An estimated 40,000 tons of debris set adrift in the Pacific Ocean by tsunami spawned by the Great East Japan Earthquake will reach North American coastlines by next February, according to the Environment Ministry.
Drifting objects have already begun reaching waters within 10 kilometers of North American coasts.
Ministry officials said April 6 that about 1.5 million tons of debris were set adrift by the March 11, 2011, tsunami.
Although much of the debris has sunk to the ocean floor, computer simulations by Kyoto University, the Japan Agency for Marine-Earth Science and Technology, the Meteorological Research Institute and other institutions have estimated that about 40,000 tons of floating detritus will reach North American shores by early next year.
The numerical analysis took account of the effects of westerly winds and ocean currents.
The forecasts said that most of the debris will float north past Hawaii and reach coastal waters off areas that stretch from part of Alaska, through Canada, to California.
Some drifting objects, including ships, tend to travel faster on the back of the westerlies than others.

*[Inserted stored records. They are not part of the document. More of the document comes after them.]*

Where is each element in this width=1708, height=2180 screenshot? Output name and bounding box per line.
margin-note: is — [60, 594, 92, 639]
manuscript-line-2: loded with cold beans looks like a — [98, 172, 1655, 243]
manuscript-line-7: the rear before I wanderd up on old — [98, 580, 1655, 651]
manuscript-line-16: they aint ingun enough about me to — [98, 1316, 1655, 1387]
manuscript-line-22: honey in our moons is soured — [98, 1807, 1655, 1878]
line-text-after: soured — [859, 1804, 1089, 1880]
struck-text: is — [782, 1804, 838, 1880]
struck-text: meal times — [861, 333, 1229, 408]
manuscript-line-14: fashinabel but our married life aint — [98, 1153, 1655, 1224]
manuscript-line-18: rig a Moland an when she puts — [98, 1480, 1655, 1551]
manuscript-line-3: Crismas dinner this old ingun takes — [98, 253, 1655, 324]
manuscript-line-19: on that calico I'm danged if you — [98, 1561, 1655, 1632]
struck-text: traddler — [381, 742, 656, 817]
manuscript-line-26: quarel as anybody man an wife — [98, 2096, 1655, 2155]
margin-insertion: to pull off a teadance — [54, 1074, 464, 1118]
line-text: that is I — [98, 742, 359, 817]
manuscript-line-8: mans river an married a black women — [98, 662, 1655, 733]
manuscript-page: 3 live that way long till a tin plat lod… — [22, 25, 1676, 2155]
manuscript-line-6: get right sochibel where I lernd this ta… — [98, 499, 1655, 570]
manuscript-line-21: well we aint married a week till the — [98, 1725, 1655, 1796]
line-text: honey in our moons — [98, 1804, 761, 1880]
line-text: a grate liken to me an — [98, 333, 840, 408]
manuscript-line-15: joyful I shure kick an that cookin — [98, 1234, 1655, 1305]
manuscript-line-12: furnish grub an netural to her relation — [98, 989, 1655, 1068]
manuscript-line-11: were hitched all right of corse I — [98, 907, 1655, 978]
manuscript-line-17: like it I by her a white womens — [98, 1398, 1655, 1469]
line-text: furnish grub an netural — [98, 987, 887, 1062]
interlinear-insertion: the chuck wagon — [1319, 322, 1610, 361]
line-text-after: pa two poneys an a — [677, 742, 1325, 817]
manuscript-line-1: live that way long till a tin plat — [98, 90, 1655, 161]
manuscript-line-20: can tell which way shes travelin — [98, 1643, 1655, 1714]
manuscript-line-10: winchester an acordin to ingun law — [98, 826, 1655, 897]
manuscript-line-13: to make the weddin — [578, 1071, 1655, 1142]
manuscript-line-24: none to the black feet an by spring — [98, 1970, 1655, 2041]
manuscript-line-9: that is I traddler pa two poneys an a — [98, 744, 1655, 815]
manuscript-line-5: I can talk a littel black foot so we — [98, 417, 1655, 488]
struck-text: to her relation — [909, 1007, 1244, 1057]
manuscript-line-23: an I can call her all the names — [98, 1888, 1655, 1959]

A 50-meter Japanese fishing boat, the Ryou-Un-Maru, was recently spotted floating off the coasts of Canada and Alaska. To prevent the risk of the ship running aground and endangering other vessels, the U.S. Coast Guard sank the abandoned "ghost ship" on April 5 with a barrage of cannon fire.
Wood from houses and other objects are expected to begin reaching the North American coast this fall.